Word of the honor reached her father, who was deeply touched.
At the time, Mandela was in South Africa’s Pollsmoor Maximum Security Prison. Nonetheless, he wrote to thank the MTA, saying that its recognition “has inspired me beyond words, and the scroll now constitutes one of the family’s priceless possessions.”
Mandela’s letter is dated April 4, 1986, and is handwritten. Framed and carefully preserved, it has graced a wall at MTA headquarters in Boston in the intervening years.
Mandela, who died on Dec. 5, 2013, at age 95, became the international face of the opposition to South Africa’s racist system of apartheid. Imprisoned by the country’s segregationist government, he spent 27 years behind bars before international and internal pressures forced his release in 1990.
In 1993, Mandela and then-South African President F.W. de Klerk shared the Nobel Peace Prize for negotiating an end to apartheid. In 1994, Mandela was elected president of South Africa.
As the world marks his death, he is being remembered as a towering figure in the struggle for justice.
“Nelson Mandela was a model of courage, compassion and reconciliation,” said MTA President Paul Toner. “He has made a lasting contribution not only to his country, but to the entire world.
“I am proud that during Mandela’s lifetime, even while he was wrongly imprisoned, the MTA recognized his work for justice, human rights and equality for all,” Toner continued. “As we mourn his passing, we also celebrate his legacy of greatness and his service to people everywhere.
“I join my fellow educators and our students in paying tribute to a great man on this day of sadness and reflection,” Toner said. “I also believe there is still much to learn from the very deep lessons Mandela imparted to all of us during his lifetime.”
Nancy Finkelstein, who was president of the MTA at the time the association gave Mandela the award, said that educators were deeply involved in the political actions opposing apartheid and Mandela’s imprisonment.
“We picketed the South African Embassy in Washington,” she recalled. “His struggle was symbolic of what was happening right here in this country with people of color. We saw inequality right here. Supporting him went along with the work we were doing right here fighting against inequality in this country.”
Mandela wrote to the MTA via the office of UMass Chancellor Joseph Duffey, presumably because his daughter sent the award back home from her campus.

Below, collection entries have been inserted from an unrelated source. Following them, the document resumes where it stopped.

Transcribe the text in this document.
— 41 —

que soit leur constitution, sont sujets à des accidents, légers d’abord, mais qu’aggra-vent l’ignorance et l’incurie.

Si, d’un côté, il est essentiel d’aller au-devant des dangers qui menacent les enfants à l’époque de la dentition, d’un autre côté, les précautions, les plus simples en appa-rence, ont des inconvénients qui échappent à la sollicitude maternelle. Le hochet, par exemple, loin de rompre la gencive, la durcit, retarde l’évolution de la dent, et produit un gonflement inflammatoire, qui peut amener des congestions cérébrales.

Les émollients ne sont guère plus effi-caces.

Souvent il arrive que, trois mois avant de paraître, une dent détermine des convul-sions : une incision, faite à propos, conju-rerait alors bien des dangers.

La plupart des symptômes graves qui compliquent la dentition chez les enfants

Finkelstein said that the MTA would not have even known about the letter if Duffey had not passed it along.
Educators who were present at the ceremony remember being moved and thrilled when the honor was presented to Makaziwe Mandela on behalf of her father.
“Many of us did not know the story of his life up to that point,” said Louise Gaskins, who was chair of the MTA Human and Civil Rights Council at the time. “And his daughter brought it to the fore for us.”

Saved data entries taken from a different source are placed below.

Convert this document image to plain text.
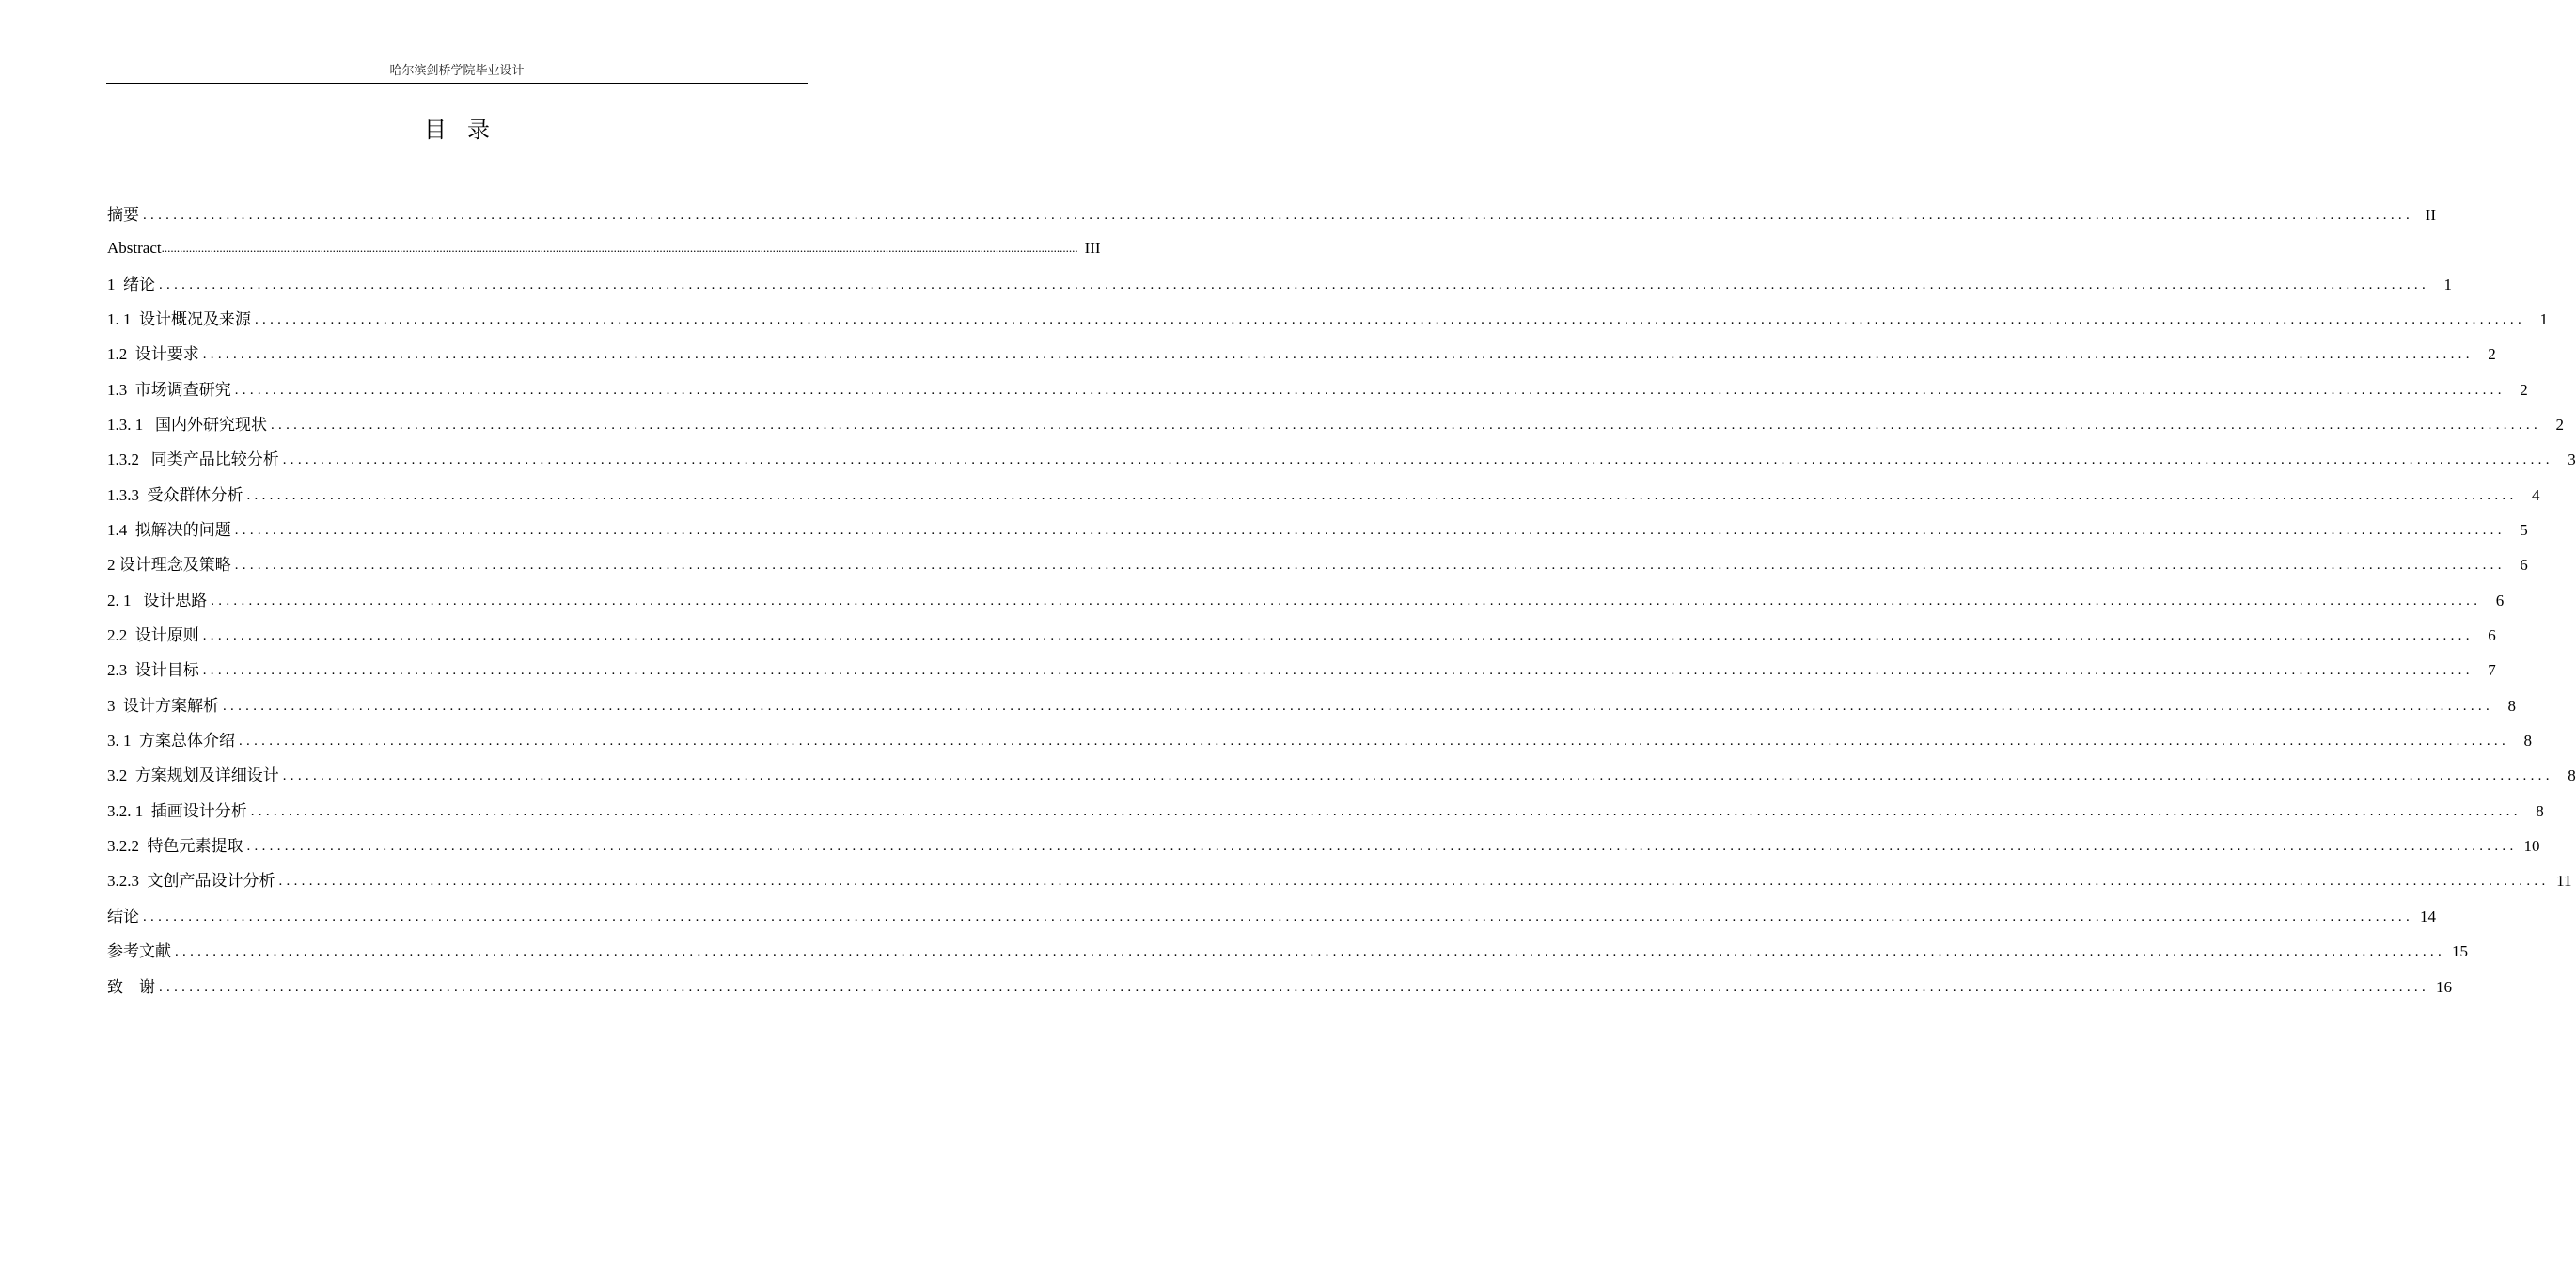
哈尔滨剑桥学院毕业设计
目录
摘要 ............................................................................................................................................................................................................................................................................................................ II
Abstract ............................................................................................................................................................................................................................................................................................................ III
1  绪论 ............................................................................................................................................................................................................................................................................................................ 1
1. 1  设计概况及来源 ............................................................................................................................................................................................................................................................................................................ 1
1.2  设计要求 ............................................................................................................................................................................................................................................................................................................ 2
1.3  市场调查研究 ............................................................................................................................................................................................................................................................................................................ 2
1.3. 1   国内外研究现状 ............................................................................................................................................................................................................................................................................................................ 2
1.3.2   同类产品比较分析 ............................................................................................................................................................................................................................................................................................................ 3
1.3.3  受众群体分析 ............................................................................................................................................................................................................................................................................................................ 4
1.4  拟解决的问题 ............................................................................................................................................................................................................................................................................................................ 5
2 设计理念及策略 ............................................................................................................................................................................................................................................................................................................ 6
2. 1   设计思路 ............................................................................................................................................................................................................................................................................................................ 6
2.2  设计原则 ............................................................................................................................................................................................................................................................................................................ 6
2.3  设计目标 ............................................................................................................................................................................................................................................................................................................ 7
3  设计方案解析 ............................................................................................................................................................................................................................................................................................................ 8
3. 1  方案总体介绍 ............................................................................................................................................................................................................................................................................................................ 8
3.2  方案规划及详细设计 ............................................................................................................................................................................................................................................................................................................ 8
3.2. 1  插画设计分析 ............................................................................................................................................................................................................................................................................................................ 8
3.2.2  特色元素提取 ............................................................................................................................................................................................................................................................................................................ 10
3.2.3  文创产品设计分析 ............................................................................................................................................................................................................................................................................................................ 11
结论 ............................................................................................................................................................................................................................................................................................................ 14
参考文献 ............................................................................................................................................................................................................................................................................................................ 15
致    谢 ............................................................................................................................................................................................................................................................................................................ 16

Gaskins said the moment when the audience broke into singing “We Shall Overcome” was memorable and emotional.
An MTA Today story on the conference, which was held in Westborough, paints the following picture: “Makaziwe Mandela raised her fist, intoned the Zulu word for ‘power,’ and brought 180 educators to their feet to cheer, to sing, and even to weep.”

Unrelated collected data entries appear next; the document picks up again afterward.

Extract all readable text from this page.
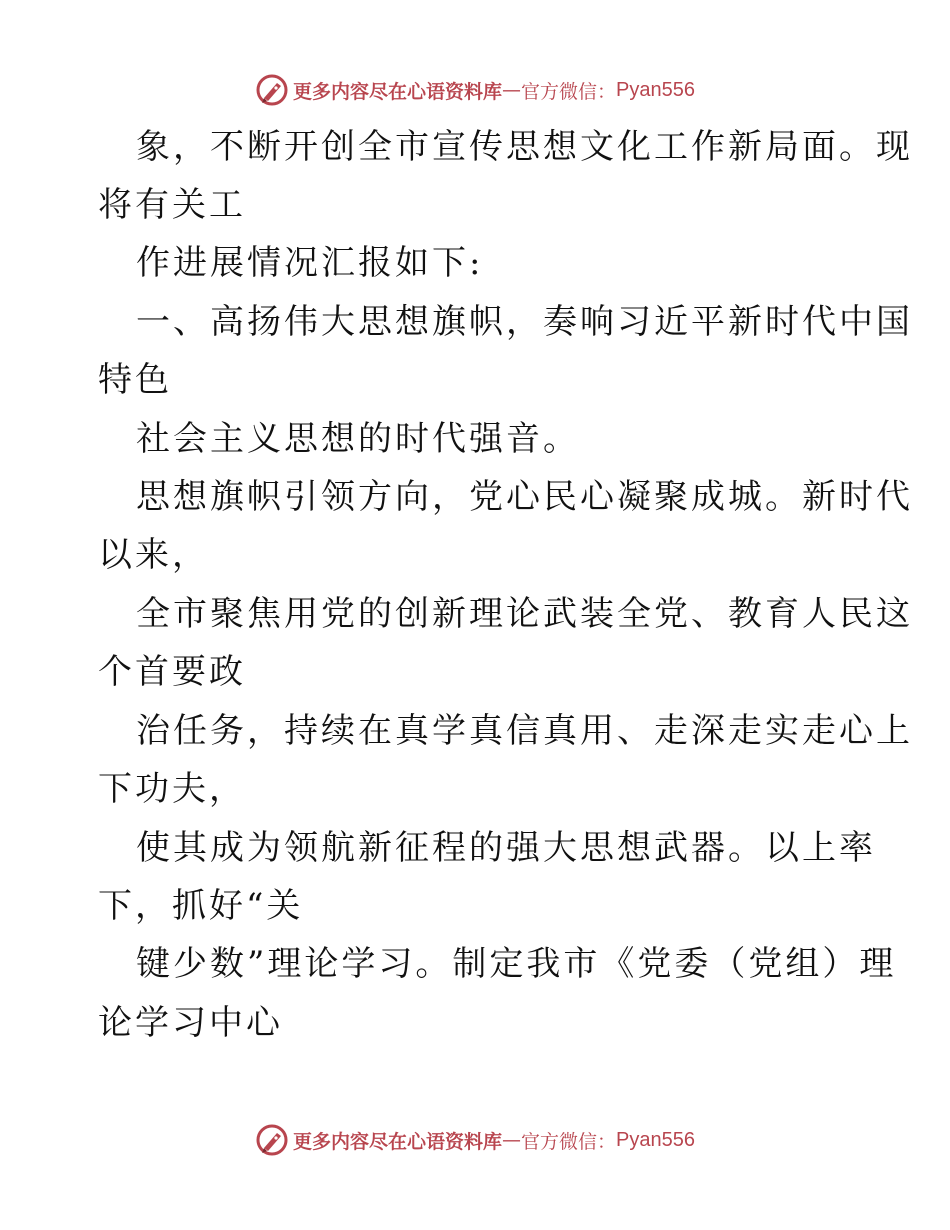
更多内容尽在心语资料库 — 官方微信： Pyan556
象，不断开创全市宣传思想文化工作新局面。现
将有关工
作进展情况汇报如下:
一、高扬伟大思想旗帜，奏响习近平新时代中国
特色
社会主义思想的时代强音。
思想旗帜引领方向，党心民心凝聚成城。新时代
以来，
全市聚焦用党的创新理论武装全党、教育人民这
个首要政
治任务，持续在真学真信真用、走深走实走心上
下功夫，
使其成为领航新征程的强大思想武器。以上率
下，抓好“关
键少数”理论学习。制定我市《党委（党组）理
论学习中心
更多内容尽在心语资料库 — 官方微信： Pyan556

Gaskins called Nelson Mandela’s life story a powerful message.
“To think that that man could stay in prison for that long and come out without acting out of bitterness and anger, but had matured to the point that he realized that in order to accomplish his goals, he was going to have to work like we witnessed,” she reflected.
Kathleen Skinner, who was then a teacher in Somerville and now serves as the director of the MTA’s Center for Education Policy and Practice, noted that the time between the conference and Mandela’s death was roughly the same amount of time that Mandela spent behind bars.
“I vividly remember that day,” Skinner said, looking back to the conference. “The room was overwhelmingly emotional as this daughter spoke for her father.
“It was as though this man whom all of us so admired was in the room with us,” she said. “It’s very emotional, 27 years later, thinking back to that event.”